Un día los aldeanos decidieron hacerle una broma a Nasrudín. Puesto que se suponía que era un hombre santo de alguna clase indefinible, fueron a verlo y le pidieron que pronunciara un sermón en la mezquita, a lo que accedió. Cuando llegó el día, Nasrudín subió al púlpito y dijo: —; Oh, pueblo! ¿Saben ustedes lo que voy a decirles? —No, no lo sabemos —gritaron.

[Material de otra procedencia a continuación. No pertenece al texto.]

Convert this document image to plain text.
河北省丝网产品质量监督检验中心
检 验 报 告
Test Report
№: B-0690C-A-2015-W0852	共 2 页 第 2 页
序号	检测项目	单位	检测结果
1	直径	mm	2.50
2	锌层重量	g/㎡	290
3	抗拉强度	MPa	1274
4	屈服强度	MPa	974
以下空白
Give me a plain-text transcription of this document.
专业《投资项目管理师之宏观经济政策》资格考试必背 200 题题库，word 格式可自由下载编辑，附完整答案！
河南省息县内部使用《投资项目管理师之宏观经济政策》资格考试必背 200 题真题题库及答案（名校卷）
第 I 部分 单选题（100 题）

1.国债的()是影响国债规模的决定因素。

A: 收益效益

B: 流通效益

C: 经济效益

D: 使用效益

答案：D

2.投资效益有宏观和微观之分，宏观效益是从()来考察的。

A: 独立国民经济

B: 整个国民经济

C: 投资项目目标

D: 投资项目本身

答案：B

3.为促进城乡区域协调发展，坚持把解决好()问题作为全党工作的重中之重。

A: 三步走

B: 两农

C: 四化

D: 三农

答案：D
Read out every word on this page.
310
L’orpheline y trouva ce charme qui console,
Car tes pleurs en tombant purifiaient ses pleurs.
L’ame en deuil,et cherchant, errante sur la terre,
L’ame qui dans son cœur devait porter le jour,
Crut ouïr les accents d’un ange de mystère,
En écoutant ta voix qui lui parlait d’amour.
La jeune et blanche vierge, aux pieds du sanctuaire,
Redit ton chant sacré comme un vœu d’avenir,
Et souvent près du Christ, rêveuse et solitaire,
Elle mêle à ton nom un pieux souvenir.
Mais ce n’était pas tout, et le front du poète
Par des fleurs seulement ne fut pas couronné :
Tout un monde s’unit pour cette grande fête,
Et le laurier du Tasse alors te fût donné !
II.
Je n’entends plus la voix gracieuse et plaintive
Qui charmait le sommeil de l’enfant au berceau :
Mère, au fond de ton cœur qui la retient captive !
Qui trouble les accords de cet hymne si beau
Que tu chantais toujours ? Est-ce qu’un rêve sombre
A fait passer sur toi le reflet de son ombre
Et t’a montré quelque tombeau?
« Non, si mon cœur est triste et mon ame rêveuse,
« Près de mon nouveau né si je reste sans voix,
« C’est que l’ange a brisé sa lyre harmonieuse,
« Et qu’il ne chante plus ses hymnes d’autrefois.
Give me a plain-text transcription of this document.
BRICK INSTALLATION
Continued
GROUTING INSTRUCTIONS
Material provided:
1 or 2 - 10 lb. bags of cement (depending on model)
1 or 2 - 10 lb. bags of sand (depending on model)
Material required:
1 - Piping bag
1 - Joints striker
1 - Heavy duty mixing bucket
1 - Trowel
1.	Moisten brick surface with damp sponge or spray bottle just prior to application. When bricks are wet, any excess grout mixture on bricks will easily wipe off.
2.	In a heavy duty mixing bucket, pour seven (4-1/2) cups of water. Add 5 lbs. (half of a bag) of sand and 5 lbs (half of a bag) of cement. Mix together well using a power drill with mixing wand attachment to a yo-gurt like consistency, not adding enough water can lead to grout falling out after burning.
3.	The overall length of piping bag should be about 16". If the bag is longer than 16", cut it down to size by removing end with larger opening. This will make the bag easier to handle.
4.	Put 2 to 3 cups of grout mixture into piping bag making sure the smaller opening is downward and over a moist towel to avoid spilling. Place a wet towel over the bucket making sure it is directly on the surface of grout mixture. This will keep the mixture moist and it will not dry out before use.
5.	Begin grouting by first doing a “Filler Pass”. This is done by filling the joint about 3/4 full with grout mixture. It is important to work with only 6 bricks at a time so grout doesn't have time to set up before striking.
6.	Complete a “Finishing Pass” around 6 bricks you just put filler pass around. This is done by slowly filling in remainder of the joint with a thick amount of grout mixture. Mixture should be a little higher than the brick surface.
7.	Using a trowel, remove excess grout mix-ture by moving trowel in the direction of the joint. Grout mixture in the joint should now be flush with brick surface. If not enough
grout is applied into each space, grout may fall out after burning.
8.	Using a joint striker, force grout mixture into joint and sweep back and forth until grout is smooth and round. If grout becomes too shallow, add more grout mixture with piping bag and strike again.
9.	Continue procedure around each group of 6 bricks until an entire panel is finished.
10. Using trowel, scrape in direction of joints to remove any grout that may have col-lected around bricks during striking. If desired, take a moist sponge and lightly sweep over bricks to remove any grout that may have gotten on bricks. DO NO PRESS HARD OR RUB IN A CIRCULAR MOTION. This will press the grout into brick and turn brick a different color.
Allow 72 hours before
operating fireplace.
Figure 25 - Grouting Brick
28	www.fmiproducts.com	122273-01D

—Mientras no lo sepan, no podré hablarles. Son demasiado ignorantes para poder iniciar algo con ustedes —dijo el Mulá, lleno de indignación porque gente tan ignorante le hiciera perder el tiempo. Descendió del púlpito y se fue a su casa.
Algo mortificados, fueron nuevamente a la casa del Mulá y le rogaron que el viernes siguiente, día de oración, predicara.
Nasrudín comenzó su sermón repitiendo la misma pregunta.
Esta vez, la congregación contestó al unísono: —Sí, sabemos.
—En tal caso —dijo el Mulá—, no es necesario que los demore. Pueden retirarse.
Y regresó a su casa.
Fue convencido por tercera vez para que predicara. Ese viernes, comenzó preguntándoles como antes: —¿Saben o no saben?
La congregación estaba preparada.
—Algunos sabemos y otros no.
—Perfecto —dijo Nasrudín—. Entonces los que saben que transmitan su conocimiento a los que no saben. Y se fue a su casa.